# Concaveness and continuity

1. Aug 19, 2012

### hermanni

Hi all,
I have the following question: Suppose f: [0, ∞) $\rightarrow$ℝ and f is concave , nondecreasing and bounded on [ 0, ∞) . Does it follow that f is continuous on [ 0, ∞) ? Thanks in advance, H.

2. Aug 19, 2012

### tiny-tim

hi hermanni!

tell us what you think, and then we'll comment!

(start by writing out the definition of "concave")

3. Aug 19, 2012

### DonAntonio

A step function is non-decreasing, convex (or concave) and we can make it bounded, but won't be continuous. For example
$$f(x)=0\,\,,\,if\,\, x\in [0,1)\,,\,f(x)=1\,\,,\,if\,\, x\geq 1\,$$

DonAntonio

4. Aug 19, 2012

### micromass

How is a step function convex??

5. Aug 19, 2012

### DonAntonio

Very simple: it fulfills the definition of concave upwards (if the steps go up) or concave downwards (steps down), just as a constant

function does as well.

DonAntonio

6. Aug 19, 2012

### micromass

I don't see how. Take the function

$$f:]-1,1[\rightarrow \mathbb{R}:x\rightarrow \left\{\begin{array}{l} 0~\text{if}~x\leq 0\\ 1 ~\text{if}~x>0 \end{array}\right.$$

This is the function you mean right??

According to the definition, this function is convex if for all $x,y\in ]-1,1[$ and $t\in [0,1]$ holds that

$$f(tx+(1-t)y)\leq tf(x)+(1-t)f(y)$$

But take x=-1/2, y=1/2 and t=1/4, then

$$f(tx+(1-t)y)=1$$

while

$$tf(x)+(1-t)f(y)=3/4$$

and this does not satisfy the inequality.

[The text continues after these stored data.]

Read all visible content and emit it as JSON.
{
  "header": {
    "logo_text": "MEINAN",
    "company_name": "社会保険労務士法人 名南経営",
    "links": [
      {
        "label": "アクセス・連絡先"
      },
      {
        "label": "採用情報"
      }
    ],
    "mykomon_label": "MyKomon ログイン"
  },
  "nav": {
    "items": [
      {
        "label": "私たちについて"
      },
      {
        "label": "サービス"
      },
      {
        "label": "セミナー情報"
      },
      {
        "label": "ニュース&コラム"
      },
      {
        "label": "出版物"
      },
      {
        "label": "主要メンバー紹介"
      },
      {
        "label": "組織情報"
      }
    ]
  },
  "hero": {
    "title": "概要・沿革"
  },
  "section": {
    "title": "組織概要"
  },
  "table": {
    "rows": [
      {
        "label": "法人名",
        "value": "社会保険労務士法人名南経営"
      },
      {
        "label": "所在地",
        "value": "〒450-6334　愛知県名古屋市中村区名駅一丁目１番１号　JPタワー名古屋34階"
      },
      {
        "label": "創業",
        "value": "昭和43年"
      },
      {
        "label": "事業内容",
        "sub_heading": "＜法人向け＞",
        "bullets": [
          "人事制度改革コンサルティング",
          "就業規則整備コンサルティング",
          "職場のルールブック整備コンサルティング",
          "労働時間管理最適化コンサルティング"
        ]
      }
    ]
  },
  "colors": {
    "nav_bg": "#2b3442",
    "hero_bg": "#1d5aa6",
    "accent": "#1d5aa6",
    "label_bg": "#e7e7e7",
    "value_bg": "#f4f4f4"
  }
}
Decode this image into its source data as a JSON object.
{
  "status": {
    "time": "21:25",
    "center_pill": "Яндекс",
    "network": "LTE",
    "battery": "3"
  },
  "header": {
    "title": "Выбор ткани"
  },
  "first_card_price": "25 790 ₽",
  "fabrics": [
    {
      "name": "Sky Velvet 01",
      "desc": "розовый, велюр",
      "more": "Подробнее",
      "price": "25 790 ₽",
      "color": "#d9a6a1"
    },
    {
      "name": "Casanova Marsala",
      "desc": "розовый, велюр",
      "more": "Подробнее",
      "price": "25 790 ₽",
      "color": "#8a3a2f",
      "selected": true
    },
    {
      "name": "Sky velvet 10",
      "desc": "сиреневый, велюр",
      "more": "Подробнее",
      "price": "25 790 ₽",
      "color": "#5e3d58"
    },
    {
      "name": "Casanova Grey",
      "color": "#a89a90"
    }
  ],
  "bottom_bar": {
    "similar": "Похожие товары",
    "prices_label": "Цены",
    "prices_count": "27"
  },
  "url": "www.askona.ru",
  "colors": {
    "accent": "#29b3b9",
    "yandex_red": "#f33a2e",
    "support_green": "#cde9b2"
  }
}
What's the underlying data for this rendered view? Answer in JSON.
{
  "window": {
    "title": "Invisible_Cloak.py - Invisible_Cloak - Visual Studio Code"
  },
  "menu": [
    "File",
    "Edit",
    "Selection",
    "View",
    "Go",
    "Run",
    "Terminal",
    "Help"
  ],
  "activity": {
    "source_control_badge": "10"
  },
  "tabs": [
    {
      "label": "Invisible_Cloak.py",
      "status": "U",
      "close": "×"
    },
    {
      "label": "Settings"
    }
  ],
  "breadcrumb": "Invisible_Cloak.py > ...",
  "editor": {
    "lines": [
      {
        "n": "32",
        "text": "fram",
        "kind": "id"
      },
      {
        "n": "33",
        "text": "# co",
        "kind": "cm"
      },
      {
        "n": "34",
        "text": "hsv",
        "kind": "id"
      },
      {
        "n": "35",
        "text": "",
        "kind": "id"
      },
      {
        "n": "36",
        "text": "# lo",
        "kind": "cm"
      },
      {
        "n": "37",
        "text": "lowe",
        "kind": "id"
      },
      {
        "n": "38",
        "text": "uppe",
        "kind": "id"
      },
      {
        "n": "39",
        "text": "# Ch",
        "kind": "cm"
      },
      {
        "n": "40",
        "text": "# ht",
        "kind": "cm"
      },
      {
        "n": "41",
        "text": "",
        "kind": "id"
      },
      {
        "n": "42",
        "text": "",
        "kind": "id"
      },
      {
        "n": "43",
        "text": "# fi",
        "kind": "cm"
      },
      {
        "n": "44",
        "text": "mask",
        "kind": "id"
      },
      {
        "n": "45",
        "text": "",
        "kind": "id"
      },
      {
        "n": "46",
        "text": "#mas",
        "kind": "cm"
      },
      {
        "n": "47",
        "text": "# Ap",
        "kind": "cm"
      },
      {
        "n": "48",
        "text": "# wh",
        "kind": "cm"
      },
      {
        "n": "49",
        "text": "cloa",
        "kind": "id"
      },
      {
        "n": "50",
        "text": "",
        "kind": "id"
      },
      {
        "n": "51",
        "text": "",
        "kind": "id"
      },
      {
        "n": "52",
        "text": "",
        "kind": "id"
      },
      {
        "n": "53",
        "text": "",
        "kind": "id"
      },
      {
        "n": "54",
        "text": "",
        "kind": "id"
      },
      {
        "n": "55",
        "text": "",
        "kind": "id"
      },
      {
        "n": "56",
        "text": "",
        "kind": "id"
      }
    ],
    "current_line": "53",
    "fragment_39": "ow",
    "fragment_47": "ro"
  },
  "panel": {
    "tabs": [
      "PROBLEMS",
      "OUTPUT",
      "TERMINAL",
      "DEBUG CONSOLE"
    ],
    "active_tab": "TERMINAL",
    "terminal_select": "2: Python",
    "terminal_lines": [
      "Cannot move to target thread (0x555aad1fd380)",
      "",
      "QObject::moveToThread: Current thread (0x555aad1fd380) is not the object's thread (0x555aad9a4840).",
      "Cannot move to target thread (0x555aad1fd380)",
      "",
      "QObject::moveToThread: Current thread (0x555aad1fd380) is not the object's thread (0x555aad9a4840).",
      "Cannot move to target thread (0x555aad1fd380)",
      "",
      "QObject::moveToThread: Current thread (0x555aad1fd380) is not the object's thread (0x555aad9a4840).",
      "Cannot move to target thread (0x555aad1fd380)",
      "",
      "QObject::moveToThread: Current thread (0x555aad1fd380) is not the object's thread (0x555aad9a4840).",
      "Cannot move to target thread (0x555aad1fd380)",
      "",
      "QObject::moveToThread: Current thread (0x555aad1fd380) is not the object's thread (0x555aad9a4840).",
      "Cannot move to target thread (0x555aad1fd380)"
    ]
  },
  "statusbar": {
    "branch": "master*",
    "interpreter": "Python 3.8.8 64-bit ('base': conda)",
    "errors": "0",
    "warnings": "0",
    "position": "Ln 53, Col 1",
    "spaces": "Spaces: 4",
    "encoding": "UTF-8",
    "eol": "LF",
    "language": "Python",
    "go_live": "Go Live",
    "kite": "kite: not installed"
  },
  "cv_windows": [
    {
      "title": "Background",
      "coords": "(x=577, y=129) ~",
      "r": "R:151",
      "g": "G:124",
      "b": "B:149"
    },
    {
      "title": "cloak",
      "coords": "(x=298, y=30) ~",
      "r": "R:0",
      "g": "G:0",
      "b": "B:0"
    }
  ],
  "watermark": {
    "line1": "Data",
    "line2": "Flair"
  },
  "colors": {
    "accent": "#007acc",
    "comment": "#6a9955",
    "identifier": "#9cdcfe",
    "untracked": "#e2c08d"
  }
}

Furthermore, it violates the following theorem: http://planetmath.org/ContinuityOfConvexFunctions.html [Broken]

Last edited by a moderator: May 6, 2017
7. Aug 19, 2012

### DonAntonio

No, my function's defined on the convex non-negative ray $\,[0,\infty)\,$
Point taken, but eventhough my example indeed doesn't quite fit in the traditional definition, I will change it slightly and still

will we get a counterexample:

$$f(0)=0\,,\,f(x)=1\,\,,\,\forall\,x>0$$

The above function is convex upwards in $\,[0,\infty)\,$ but not continuous there.

DonAntonio

Last edited by a moderator: May 6, 2017
8. Aug 19, 2012

### micromass

OK, but I think the OP cares more about convex downwards...

9. Aug 19, 2012

### DonAntonio

No problem: interchange zero and one in my last message's definition.

DonAntonio

10. Aug 19, 2012

### micromass

That's not nondecreasing

11. Aug 19, 2012

### pwsnafu

Hint: suppose you already have a function that is continuous, non-decreasing, concave and bounded on the open interval $(0,\infty)$. Then continuity on $[0,\infty)$ is completely determined by $f(0)$.

12. Aug 19, 2012

### haruspex

There is perhaps some confusion about the terms convex and concave. I believe that the standard definition is such that for twice differentiable functions convex would mean the second derivative is never negative. I.e. convexity/concavity is as viewed from 'below'.
This would make DonAntonio's counterexample at post #7 valid. But I suspect the OP was using the terms inversely, so suppose 'convex' was intended. As micromass/pwsnafu point out, the continuity is assured everywhere except at 0 by the convexity alone. The only question is whether the non-decreasing condition makes it continuous at 0+. I believe it does by a simple variation on the proof at the PlanetMath site quoted.